On a more serious note, he’s done a number of good things in been involved with a number of projects, but his ability to predict the future with new technologies has more misses than hits. One need only reference the Boring Company, hyperloop, Neuralink, Twitter (now X) takeover, the Tesla solar roof, Tesla electric semi and truck, supersonic VTOL electric jet, and still failed Starship and ludicrous plans to colonize Mars due two years ago for this. You need to understand something about Musk. His fortune is planted in Tesla as well as SpaceX stock. If those fail, he’s going to be near broke. To make money, therefore, the name of the game is to continue to get the stock prices of those companies jacked higher and higher.
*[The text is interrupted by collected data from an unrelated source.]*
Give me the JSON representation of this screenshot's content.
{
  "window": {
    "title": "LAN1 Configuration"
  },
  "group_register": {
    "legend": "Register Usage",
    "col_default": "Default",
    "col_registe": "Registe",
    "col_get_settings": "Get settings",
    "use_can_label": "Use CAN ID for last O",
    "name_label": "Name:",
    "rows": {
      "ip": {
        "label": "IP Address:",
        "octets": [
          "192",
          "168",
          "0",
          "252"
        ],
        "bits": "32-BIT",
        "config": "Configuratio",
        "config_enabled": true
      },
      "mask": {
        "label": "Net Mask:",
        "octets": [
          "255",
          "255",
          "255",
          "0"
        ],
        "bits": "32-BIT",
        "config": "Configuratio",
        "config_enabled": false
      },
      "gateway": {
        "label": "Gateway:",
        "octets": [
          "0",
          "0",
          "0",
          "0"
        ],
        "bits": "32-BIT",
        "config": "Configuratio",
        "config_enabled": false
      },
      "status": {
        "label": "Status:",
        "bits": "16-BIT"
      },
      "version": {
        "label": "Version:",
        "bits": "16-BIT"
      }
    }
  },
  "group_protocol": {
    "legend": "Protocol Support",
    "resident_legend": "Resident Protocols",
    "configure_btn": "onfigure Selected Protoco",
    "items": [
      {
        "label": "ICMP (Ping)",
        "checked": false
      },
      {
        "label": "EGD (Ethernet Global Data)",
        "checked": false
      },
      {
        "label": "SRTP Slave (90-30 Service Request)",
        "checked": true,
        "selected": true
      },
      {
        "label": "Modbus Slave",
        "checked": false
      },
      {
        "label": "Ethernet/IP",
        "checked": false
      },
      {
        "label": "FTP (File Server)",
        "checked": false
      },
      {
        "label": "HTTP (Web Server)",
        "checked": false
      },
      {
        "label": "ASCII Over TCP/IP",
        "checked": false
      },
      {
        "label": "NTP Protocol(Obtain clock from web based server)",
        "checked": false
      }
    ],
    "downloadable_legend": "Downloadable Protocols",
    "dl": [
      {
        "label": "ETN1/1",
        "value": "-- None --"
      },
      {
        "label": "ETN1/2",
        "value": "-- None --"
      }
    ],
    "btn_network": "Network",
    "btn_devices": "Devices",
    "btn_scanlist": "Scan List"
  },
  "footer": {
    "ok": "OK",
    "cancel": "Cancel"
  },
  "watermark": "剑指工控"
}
To do this, Musk is banking on his genius public persona to support his own flights of speculation and bombast. So far, the media, as well as Elon’s legions of devoted fans have indulged him in this game. But sooner or later, that kind of behavior will be a kite that will inevitably land in the mud.
Now, in regards to a fully autonomous AI driven fighter aircraft, we’re not quite there yet in the technology sense, though a number of defense companies like Anduril are pursuing this. Just when we arrive at the point where a fully autonomous fighter is practical as well as accepted by the military is anybody’s guess. Some reports are giving it no more than 20 years away. Artificial intelligence is nowhere near capable of innovative and pure creative thinking for tactics and can only stochastically parrot what it has been taught. It’s still unclear as to how AI and fully autonomous aircraft will handle challenges, everything from changes and mission parameters, rules of engagement to emergency procedures. A lot of the stuff represents the great unknown and currently no known AI is capable of coping with it.
“Even ‘Star Wars’ had a pilot in the cockpit. Air combat is so dynamic, the human element brings flexibility that I think will actually be the key to success out there. Because there’s just no substitute for being there, on the spot, in the air, seeing who’s injured, who’s not damaged, who’s in trouble, who’s not in trouble. There’s all sorts of things that the pilot can do at the scene that someone, far away from the scene or remotely flying it or a computer controlled airplane will never, ever be able to figure out.”